Currently Morels has two flavors, this "Judas' Original" and a "Ned's Chipotle". They're working on a Sriracha Maple.
Soy curls, water, braggs liquid aminos, brown sugar, olive oil, lime juice, lemon juice, ketchup (no HFCS), vinegar, liquid smoke, garlic powder, onion powder, pepper, cloves, nutmeg.
The first thing I taste from the surface of these pieces is a soy sauce flavor mixed with several seasonings, namely garlic, black pepper, onion, and some tanginess.
The chewing brings in more of the seasonings and a bit more saltiness. I can pick up traces of the lemon and lime citrus, as well as the liquid smoke.
For being marketed as a soy-based jerky, it's pretty good. Compared to other brands of soy-based vegan jerky I've reviewed, it's clearly the better tasting I've had yet. This Judas' Original Jerky doesn't have that strange flavor that resembles a bowl of Lucky Charms soaking in warm milk. It's far more light on the soy curl flavor, and much more tilted towards the seasonings and ingredients.
Basically, the flavor that defines this jerky most of all is the black pepper.
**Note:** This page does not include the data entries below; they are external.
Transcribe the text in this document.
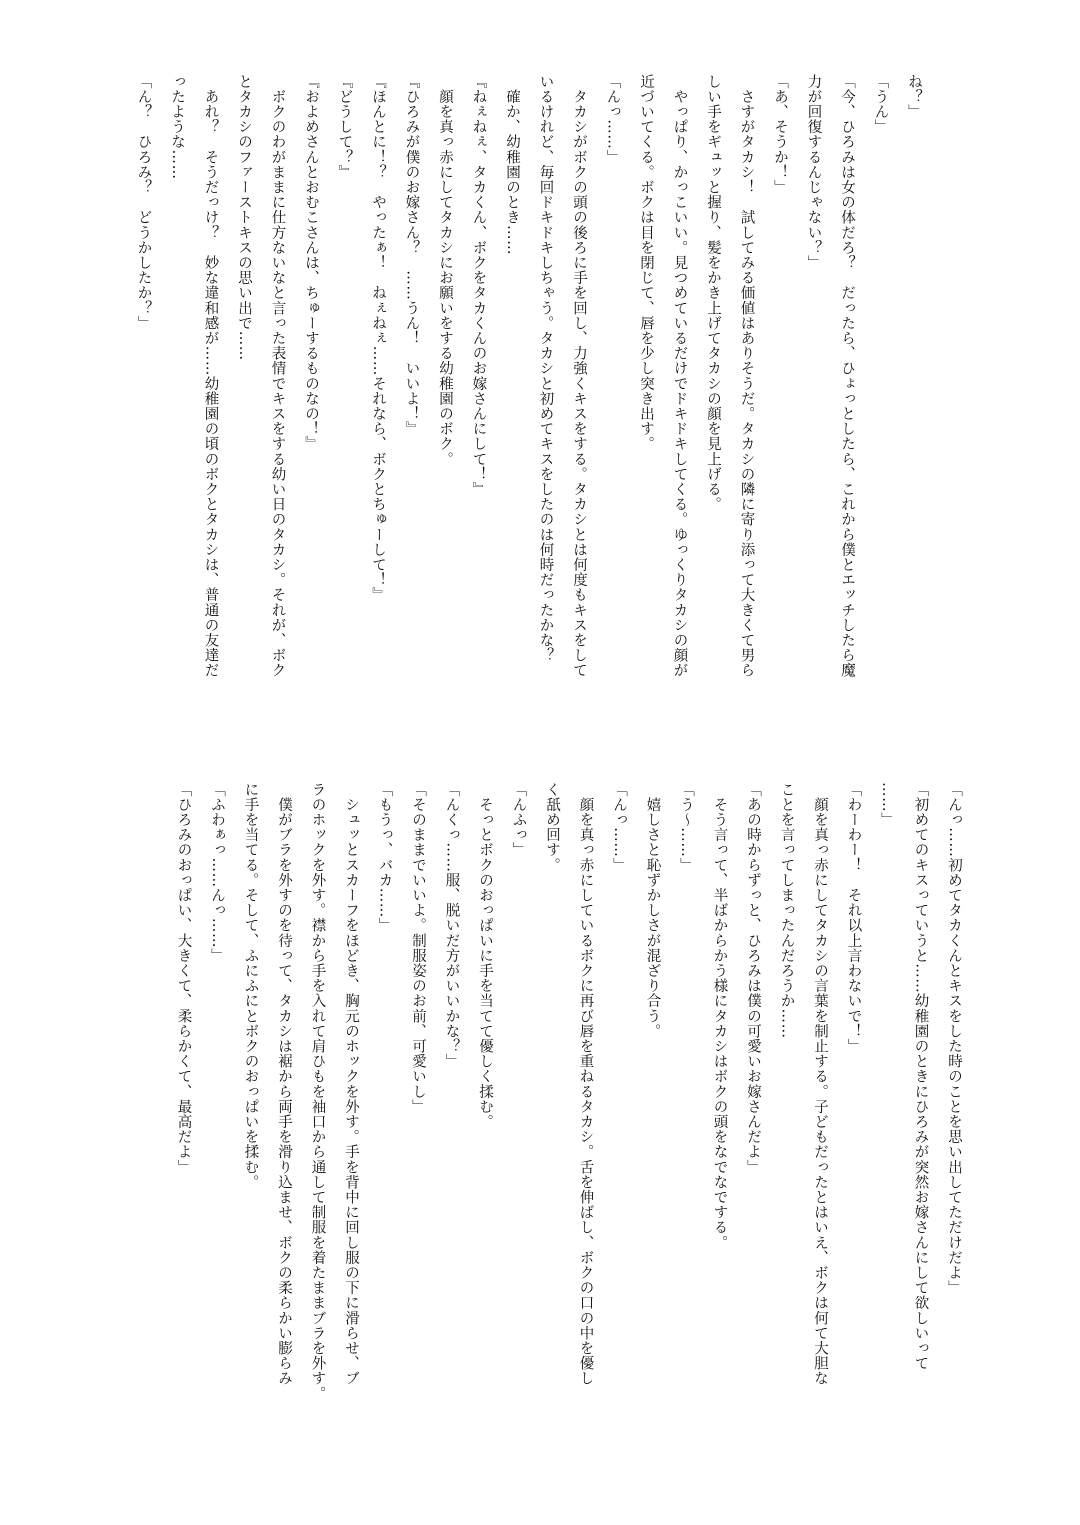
ね？」
「うん」
「今、ひろみは女の体だろ？　だったら、ひょっとしたら、これから僕とエッチしたら魔
力が回復するんじゃない？」
「あ、そうか！」
　さすがタカシ！　試してみる価値はありそうだ。タカシの隣に寄り添って大きくて男ら
しい手をギュッと握り、髪をかき上げてタカシの顔を見上げる。
　やっぱり、かっこいい。見つめているだけでドキドキしてくる。ゆっくりタカシの顔が
近づいてくる。ボクは目を閉じて、唇を少し突き出す。
「んっ……」
　タカシがボクの頭の後ろに手を回し、力強くキスをする。タカシとは何度もキスをして
いるけれど、毎回ドキドキしちゃう。タカシと初めてキスをしたのは何時だったかな？
　確か、幼稚園のとき……
『ねぇねぇ、タカくん、ボクをタカくんのお嫁さんにして！』
　顔を真っ赤にしてタカシにお願いをする幼稚園のボク。
『ひろみが僕のお嫁さん？　……うん！　いいよ！』
『ほんとに！？　やったぁ！　ねぇねぇ……それなら、ボクとちゅーして！』
『どうして？』
『およめさんとおむこさんは、ちゅーするものなの！』
　ボクのわがままに仕方ないなと言った表情でキスをする幼い日のタカシ。それが、ボク
とタカシのファーストキスの思い出で……
　あれ？　そうだっけ？　妙な違和感が……幼稚園の頃のボクとタカシは、普通の友達だ
ったような……
「ん？　ひろみ？　どうかしたか？」
「んっ……初めてタカくんとキスをした時のことを思い出してただけだよ」
「初めてのキスっていうと……幼稚園のときにひろみが突然お嫁さんにして欲しいって
……」
「わーわー！　それ以上言わないで！」
　顔を真っ赤にしてタカシの言葉を制止する。子どもだったとはいえ、ボクは何て大胆な
ことを言ってしまったんだろうか……
「あの時からずっと、ひろみは僕の可愛いお嫁さんだよ」
　そう言って、半ばからかう様にタカシはボクの頭をなでなでする。
「う～……」
　嬉しさと恥ずかしさが混ざり合う。
「んっ……」
　顔を真っ赤にしているボクに再び唇を重ねるタカシ。舌を伸ばし、ボクの口の中を優し
く舐め回す。
「んふっ」
　そっとボクのおっぱいに手を当てて優しく揉む。
「んくっ……服、脱いだ方がいいかな？」
「そのままでいいよ。制服姿のお前、可愛いし」
「もうっ、バカ……」
　シュッとスカーフをほどき、胸元のホックを外す。手を背中に回し服の下に滑らせ、ブ
ラのホックを外す。襟から手を入れて肩ひもを袖口から通して制服を着たままブラを外す。
　僕がブラを外すのを待って、タカシは裾から両手を滑り込ませ、ボクの柔らかい膨らみ
に手を当てる。そして、ふにふにとボクのおっぱいを揉む。
「ふわぁっ……んっ……」
「ひろみのおっぱい、大きくて、柔らかくて、最高だよ」
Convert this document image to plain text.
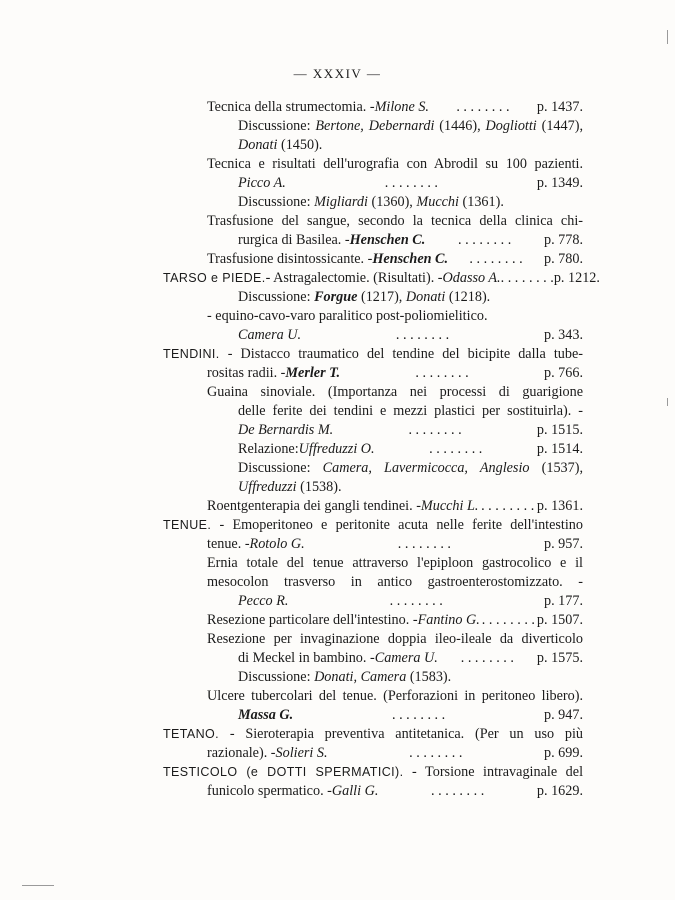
— XXXIV —
Tecnica della strumectomia. - Milone S.	. . . . . . . .	p. 1437.
Discussione: Bertone, Debernardi (1446), Dogliotti (1447),
Donati (1450).
Tecnica e risultati dell'urografia con Abrodil su 100 pazienti.
Picco A.	. . . . . . . .	p. 1349.
Discussione: Migliardi (1360), Mucchi (1361).
Trasfusione del sangue, secondo la tecnica della clinica chi-
rurgica di Basilea. - Henschen C.	. . . . . . . .	p. 778.
Trasfusione disintossicante. - Henschen C.	. . . . . . . .	p. 780.
TARSO e PIEDE. - Astragalectomie. (Risultati). - Odasso A. . . . . . . . . p. 1212.
Discussione: Forgue (1217), Donati (1218).
- equino-cavo-varo paralitico post-poliomielitico.
Camera U.	. . . . . . . .	p. 343.
TENDINI. - Distacco traumatico del tendine del bicipite dalla tube-
rositas radii. - Merler T.	. . . . . . . .	p. 766.
Guaina sinoviale. (Importanza nei processi di guarigione
delle ferite dei tendini e mezzi plastici per sostituirla). -
De Bernardis M.	. . . . . . . .	p. 1515.
Relazione: Uffreduzzi O.	. . . . . . . .	p. 1514.
Discussione: Camera, Lavermicocca, Anglesio (1537),
Uffreduzzi (1538).
Roentgenterapia dei gangli tendinei. - Mucchi L. . . . . . . . . p. 1361.
TENUE. - Emoperitoneo e peritonite acuta nelle ferite dell'intestino
tenue. - Rotolo G.	. . . . . . . .	p. 957.
Ernia totale del tenue attraverso l'epiploon gastrocolico e il
mesocolon trasverso in antico gastroenterostomizzato. -
Pecco R.	. . . . . . . .	p. 177.
Resezione particolare dell'intestino. - Fantino G. . . . . . . . . p. 1507.
Resezione per invaginazione doppia ileo-ileale da diverticolo
di Meckel in bambino. - Camera U.	. . . . . . . .	p. 1575.
Discussione: Donati, Camera (1583).
Ulcere tubercolari del tenue. (Perforazioni in peritoneo libero).
Massa G.	. . . . . . . .	p. 947.
TETANO. - Sieroterapia preventiva antitetanica. (Per un uso più
razionale). - Solieri S.	. . . . . . . .	p. 699.
TESTICOLO (e DOTTI SPERMATICI). - Torsione intravaginale del
funicolo spermatico. - Galli G.	. . . . . . . .	p. 1629.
But I do taste a soy sauce flavor, along with some garlic and onion. There's just hints of tangy lemon and lime, and a little of that classic liquid smokiness.
For the most part, it actually does resemble the flavor of a peppered beef jerky, but with a little of that "soy curl" flavor, which isn't all that bad, and the lack of actual beef flavor.
And being this jerky is dominated by the black pepper, it tends to be spicy, giving me a little bit of a burn in the back my mouth. On my personal heat scale, I'd rate this as a mild-medium (level 2 out of 5).
These are small bite sized pieces, looking almost like a sponge that had been shredded into chunks.
It's dry to the touch, with a sponge-like feel, and a sponge-like chewing.
The chewing texture starts out, spongey, and but chews down easily. It takes on a mushy quality, similar to beef jerky that marinated in papain. Once chewed down to a soft mass, it's largely mushy.
Otherwise, I didn't encounter any strange crunchy, stringy, greasy, bits or pieces. There weren't any surprises, just very consistent, spongey, mushy chew.
In terms of clean eating, it's very clean, leaving no residue on my fingers, though some scant bits of seasoning on my lap.
Morels the Vegan Butcher doesn't sell this jerky online, it only distributes to other stores. But they do have a store list where you can find it, perhaps even buy it online from one of them.
They will, however, sell you case of this jerky, which contains 10 bags, at a price of $35.00. With $15.00 shipping (for four cases), the total comes to $50.00. That works out to $2.00 per ounce.
For general jerky snacking purposes, at the $2.00 per ounce price, it's a good value (assuming you're a vegan snacker). It's clearly better than other soy-based jerky brands I've tried thus far.
I'm giving this an average rating.
Really, I'm evaluating this product simply as a snack, not necessarily against other meat-based products, and not necessarily against other vegan products.
This Judas' Original Jerky from Morels The Vegan Butcher has a great flavor, very much like what you'd find in a peppered beef jerky, with some garlic & onion, a bit of citrusy tang, and even a light soy sauce flavor too. The taste is good enough for me to get some good snackability, and just that alone warrants at a minimum of a 3-star rating.
But the chewing texture feels spongey, and isn't quite what I've come to enjoy as a snacker. Even compared to other soy-based food products (and being half-Japanese I've had many), I can't seem to get over that spongey chewing. But, if you can get over that, it's an awesome snack. Vegan jerky aficionados, on the other hand, can rejoice and relish in a jerky-product that actually tastes good.